Sono iniziati, in via preliminare, i confronti con il CNS finalizzati alla definizione delle misure di prevenzione verso la trasmissione dell’infezione da West Nile Virus con la trasfusione per la prossima stagione estiva.
Con la presente si vogliono anticipare alcuni elementi per l’oramai prossima stagione estiva, posto che l’attenzione è rivolta soprattutto alle Regioni Veneto, Friuli Venezia Giulia e Sardegna.
Le prime azioni che dovranno certamente essere adottate, sulla base soprattutto dell’andamento epidemiologico del 2012, sono le seguenti:
-          avvio del NAT testing in singolo campione nelle Province di Venezia e Treviso dal 1° luglio;
-          allestimento delle sieroteche dal 1° giugno nelle 2 Province citate che dovranno essere mantenute per un periodo di 60 giorni dalla data di raccolta dei campioni.
E’ ancora oggetto di valutazione, sulla base di ulteriori elementi, l’eventuale estensione del NAT testing in altre Province del Veneto, anche in considerazione della necessaria omogeneità di comportamento sul territorio nazionale ed in conformità alle disposizioni europee, e le modalità da adottare per i donatori in transito nelle Province sottoposte a misure di prevenzione prima della rilevazione di casi positivi.

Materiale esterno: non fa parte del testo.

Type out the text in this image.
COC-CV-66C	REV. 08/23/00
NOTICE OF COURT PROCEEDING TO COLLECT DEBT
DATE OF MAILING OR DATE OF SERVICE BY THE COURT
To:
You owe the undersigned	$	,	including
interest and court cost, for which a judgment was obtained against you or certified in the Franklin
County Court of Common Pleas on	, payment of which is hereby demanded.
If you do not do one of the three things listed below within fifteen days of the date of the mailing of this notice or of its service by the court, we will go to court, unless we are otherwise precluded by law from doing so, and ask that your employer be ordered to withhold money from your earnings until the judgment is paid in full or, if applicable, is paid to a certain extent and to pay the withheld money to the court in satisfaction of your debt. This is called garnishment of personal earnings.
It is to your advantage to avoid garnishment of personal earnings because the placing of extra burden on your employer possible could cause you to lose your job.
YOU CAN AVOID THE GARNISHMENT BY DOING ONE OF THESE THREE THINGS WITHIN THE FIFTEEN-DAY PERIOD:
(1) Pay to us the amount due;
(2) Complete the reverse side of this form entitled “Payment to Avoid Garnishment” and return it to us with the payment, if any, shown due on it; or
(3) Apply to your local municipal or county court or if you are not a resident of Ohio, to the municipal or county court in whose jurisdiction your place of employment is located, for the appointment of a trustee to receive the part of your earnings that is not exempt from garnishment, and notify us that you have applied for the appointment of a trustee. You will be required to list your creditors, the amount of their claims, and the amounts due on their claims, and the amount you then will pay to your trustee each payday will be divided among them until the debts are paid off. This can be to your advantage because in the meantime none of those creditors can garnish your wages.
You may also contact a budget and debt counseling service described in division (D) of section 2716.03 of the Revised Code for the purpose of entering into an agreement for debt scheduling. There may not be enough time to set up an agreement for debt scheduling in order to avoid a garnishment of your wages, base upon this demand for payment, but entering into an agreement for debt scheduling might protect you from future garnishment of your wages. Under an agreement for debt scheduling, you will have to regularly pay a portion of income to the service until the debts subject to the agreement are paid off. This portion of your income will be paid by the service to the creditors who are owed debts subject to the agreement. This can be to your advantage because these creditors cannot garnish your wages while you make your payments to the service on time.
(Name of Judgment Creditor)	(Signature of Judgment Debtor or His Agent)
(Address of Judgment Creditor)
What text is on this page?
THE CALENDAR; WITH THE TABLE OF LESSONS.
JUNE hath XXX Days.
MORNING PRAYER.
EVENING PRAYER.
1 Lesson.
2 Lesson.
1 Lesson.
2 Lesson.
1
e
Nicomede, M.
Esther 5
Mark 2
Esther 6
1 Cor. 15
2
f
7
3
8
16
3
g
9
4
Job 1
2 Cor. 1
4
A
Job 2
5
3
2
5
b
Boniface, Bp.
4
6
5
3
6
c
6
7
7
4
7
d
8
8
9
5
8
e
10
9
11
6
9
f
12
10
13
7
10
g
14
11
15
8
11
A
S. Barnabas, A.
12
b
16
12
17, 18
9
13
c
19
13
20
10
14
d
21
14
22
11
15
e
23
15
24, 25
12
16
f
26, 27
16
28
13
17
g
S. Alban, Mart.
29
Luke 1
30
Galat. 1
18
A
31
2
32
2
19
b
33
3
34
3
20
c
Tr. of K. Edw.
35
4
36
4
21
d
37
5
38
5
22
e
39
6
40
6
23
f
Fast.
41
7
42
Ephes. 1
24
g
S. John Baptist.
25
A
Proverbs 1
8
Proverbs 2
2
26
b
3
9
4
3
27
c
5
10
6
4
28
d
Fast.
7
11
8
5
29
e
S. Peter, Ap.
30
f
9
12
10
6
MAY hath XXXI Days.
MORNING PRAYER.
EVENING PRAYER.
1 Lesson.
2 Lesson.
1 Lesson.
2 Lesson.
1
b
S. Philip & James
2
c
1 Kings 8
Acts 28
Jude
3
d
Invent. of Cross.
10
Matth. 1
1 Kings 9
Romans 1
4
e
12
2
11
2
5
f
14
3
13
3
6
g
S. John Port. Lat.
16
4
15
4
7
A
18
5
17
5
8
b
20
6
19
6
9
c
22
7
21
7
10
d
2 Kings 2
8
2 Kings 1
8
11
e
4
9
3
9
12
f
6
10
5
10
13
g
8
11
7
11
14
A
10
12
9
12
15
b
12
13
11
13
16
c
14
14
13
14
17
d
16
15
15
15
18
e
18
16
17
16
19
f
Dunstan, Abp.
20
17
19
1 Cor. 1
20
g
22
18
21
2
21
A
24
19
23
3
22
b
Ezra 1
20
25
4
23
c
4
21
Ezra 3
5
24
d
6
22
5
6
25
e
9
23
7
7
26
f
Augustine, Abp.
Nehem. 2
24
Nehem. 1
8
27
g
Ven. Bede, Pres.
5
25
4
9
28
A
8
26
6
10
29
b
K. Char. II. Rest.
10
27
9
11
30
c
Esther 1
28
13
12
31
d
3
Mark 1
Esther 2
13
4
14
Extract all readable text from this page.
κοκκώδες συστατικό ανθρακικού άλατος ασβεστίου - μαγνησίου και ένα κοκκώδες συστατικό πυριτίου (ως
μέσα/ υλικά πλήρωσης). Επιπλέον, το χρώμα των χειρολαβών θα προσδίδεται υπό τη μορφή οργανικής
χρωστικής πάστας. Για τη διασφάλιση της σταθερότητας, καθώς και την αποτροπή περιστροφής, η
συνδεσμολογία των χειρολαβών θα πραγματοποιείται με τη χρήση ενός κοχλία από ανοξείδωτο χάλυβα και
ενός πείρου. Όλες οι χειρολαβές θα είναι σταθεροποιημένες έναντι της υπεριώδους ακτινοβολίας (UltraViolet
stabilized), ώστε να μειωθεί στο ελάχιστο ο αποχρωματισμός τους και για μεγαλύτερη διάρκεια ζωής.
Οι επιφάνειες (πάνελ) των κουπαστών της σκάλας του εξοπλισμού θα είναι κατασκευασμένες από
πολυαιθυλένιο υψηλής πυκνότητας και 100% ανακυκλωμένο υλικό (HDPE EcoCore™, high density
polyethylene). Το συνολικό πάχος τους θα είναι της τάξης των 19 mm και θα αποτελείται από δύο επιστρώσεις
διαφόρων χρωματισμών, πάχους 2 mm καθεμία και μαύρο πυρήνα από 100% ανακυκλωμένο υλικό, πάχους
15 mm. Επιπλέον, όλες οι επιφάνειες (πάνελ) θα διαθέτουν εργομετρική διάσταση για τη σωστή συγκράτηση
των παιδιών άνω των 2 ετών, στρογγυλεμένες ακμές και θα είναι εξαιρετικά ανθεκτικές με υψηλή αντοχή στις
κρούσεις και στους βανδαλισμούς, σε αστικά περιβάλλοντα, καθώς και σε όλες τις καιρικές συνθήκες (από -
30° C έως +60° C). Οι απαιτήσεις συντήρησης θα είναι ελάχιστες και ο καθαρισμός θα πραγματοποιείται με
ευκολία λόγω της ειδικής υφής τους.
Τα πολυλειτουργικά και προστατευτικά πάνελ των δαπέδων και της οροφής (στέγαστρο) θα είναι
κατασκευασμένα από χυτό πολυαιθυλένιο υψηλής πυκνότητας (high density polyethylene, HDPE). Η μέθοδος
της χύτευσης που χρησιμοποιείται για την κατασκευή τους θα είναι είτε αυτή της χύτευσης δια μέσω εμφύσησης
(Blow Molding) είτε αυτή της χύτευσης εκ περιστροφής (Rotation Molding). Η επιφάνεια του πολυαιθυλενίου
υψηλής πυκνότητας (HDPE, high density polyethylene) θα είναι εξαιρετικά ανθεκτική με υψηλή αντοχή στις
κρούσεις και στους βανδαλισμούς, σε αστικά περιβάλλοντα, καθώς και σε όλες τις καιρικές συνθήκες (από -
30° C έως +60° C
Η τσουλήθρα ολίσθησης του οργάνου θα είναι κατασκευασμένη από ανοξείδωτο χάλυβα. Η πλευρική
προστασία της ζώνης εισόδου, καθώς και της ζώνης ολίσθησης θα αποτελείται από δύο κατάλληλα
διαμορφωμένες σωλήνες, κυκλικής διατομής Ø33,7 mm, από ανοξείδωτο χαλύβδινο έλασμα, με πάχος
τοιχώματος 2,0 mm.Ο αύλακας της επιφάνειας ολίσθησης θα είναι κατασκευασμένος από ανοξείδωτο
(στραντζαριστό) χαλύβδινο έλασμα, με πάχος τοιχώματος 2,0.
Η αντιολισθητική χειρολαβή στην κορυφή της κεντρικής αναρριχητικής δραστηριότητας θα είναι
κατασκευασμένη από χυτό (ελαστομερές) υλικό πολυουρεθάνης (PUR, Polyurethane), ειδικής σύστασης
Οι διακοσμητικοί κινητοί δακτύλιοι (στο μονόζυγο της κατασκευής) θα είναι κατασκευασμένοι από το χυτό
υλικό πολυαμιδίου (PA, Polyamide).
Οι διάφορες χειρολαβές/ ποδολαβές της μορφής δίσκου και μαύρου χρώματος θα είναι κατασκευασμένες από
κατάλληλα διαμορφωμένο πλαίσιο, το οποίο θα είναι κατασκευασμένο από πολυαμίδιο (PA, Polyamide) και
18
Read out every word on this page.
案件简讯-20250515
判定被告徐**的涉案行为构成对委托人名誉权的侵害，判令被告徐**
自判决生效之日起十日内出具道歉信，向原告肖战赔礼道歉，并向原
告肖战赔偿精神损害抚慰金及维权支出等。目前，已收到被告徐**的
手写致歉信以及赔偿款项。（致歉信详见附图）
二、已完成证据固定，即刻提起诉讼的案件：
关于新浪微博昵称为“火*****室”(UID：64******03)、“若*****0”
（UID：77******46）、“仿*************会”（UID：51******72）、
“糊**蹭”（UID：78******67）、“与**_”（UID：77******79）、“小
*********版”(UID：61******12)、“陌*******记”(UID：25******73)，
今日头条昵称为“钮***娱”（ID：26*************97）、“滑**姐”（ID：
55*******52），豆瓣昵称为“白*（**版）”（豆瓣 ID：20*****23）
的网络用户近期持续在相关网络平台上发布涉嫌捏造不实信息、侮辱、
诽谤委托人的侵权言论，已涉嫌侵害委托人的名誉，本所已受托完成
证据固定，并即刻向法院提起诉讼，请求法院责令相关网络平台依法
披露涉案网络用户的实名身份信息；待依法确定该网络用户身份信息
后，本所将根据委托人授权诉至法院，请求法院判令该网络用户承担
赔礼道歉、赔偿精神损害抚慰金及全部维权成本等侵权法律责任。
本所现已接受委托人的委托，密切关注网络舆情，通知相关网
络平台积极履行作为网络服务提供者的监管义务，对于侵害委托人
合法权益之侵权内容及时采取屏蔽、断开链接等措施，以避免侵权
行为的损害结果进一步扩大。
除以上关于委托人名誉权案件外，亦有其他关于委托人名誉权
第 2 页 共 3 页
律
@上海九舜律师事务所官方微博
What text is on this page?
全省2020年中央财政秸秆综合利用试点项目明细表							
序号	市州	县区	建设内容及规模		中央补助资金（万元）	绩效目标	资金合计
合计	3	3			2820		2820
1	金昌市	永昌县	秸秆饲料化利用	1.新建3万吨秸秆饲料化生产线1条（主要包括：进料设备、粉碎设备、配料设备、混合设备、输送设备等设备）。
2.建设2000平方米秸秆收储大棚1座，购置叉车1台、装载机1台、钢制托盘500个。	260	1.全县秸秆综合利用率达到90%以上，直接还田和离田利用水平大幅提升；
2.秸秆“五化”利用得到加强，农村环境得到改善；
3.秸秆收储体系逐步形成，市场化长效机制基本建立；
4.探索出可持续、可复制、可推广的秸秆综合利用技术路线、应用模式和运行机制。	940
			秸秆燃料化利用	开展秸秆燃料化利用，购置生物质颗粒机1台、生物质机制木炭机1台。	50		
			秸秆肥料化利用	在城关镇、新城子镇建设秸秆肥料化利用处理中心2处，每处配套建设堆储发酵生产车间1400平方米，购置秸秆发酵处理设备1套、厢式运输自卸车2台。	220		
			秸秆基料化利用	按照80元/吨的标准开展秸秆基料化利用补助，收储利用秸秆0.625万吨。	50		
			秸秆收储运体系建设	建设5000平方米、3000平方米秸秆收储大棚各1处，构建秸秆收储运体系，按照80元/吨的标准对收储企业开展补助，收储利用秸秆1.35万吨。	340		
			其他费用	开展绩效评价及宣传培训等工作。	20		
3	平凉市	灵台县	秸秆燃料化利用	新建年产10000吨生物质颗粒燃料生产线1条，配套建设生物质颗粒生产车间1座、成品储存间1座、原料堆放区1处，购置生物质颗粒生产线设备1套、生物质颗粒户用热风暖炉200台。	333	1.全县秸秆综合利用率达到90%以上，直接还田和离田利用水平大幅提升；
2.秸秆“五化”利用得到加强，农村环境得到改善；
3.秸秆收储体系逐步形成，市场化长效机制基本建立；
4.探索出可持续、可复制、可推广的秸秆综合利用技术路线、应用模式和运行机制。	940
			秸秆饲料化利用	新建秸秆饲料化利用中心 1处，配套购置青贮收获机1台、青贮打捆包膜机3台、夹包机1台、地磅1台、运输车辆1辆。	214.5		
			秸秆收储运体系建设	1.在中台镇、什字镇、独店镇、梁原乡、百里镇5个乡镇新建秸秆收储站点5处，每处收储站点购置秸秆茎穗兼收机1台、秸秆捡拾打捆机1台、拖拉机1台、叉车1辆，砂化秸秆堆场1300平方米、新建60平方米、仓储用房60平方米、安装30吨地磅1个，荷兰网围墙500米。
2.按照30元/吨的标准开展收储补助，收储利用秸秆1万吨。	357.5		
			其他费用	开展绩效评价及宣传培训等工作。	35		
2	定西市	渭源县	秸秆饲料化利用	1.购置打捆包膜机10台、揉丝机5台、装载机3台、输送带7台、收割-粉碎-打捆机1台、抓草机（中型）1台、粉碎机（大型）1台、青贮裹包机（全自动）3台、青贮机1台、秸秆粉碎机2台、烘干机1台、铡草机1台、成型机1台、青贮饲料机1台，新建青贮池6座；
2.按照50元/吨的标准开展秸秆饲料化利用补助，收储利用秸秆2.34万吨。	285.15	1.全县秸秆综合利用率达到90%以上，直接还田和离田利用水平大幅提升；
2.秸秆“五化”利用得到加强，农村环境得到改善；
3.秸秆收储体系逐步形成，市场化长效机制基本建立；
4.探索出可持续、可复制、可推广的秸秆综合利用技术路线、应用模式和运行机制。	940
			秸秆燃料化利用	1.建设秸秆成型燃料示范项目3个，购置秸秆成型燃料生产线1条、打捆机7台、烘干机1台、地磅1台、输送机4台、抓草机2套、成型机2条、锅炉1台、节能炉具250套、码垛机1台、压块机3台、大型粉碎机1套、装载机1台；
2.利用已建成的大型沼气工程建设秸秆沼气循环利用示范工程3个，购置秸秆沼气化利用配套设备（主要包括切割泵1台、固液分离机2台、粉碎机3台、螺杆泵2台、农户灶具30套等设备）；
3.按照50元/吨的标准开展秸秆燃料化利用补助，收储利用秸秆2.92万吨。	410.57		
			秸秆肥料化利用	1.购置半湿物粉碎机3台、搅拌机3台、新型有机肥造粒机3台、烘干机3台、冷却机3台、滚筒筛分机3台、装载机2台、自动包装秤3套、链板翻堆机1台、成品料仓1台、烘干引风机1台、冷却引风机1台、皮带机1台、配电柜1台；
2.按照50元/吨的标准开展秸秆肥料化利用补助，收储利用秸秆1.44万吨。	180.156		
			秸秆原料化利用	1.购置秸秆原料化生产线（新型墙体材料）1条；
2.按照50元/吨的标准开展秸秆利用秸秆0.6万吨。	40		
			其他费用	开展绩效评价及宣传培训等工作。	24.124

Seguirà pertanto, non appena possibile ed in ogni caso entro il corrente mese, ulteriore e completa comunicazione.
 
Coordinamento Regionale Attività Trasfusionali
Il Responsabile
dr. Antonio Breda


 27 maggio 2013

Si provvede alla trasmissione della circolare CNS n. 1045 del 24/05/2013, avente oggetto: “Indicazioni per la sorveglianza e la prevenzione della trasmissione trasfusionale del West Nile Virus (WNV) mediante la trasfusione di emocomponenti labili, stagione estivo-autunnale 2013”.
Si confermano pertanto le misure già adottate con la precisazione che nelle Province di Venezia e Treviso il test NAT sulle donazioni, considerato il dato epidemiologico 2012, dovrà essere eseguito su singolo campione.
Per gli altri aspetti si rinvia alla circolare CNS allegata.
Per quanto attiene all’esecuzione di test NAT per i donatori in transito nelle Province di Treviso e Venezia e nelle altre realtà nazionali ed extra nazionali oggetto di segnalazione, ove si ritenga non praticabile la sospensione dei donatori per 28 giorni, si rinvia ad accordi diretti tra i Direttori dei DIMT di Belluno, Padova, Rovigo, Verona  e Vicenza con i Direttori dei DIMT di Venezia e Treviso per il supporto necessario (esecuzione del NAT testing).
Il CRAT è impegnato a monitorare la situazione e comunicherà ulteriori interventi nel caso se ne manifestasse la necessità.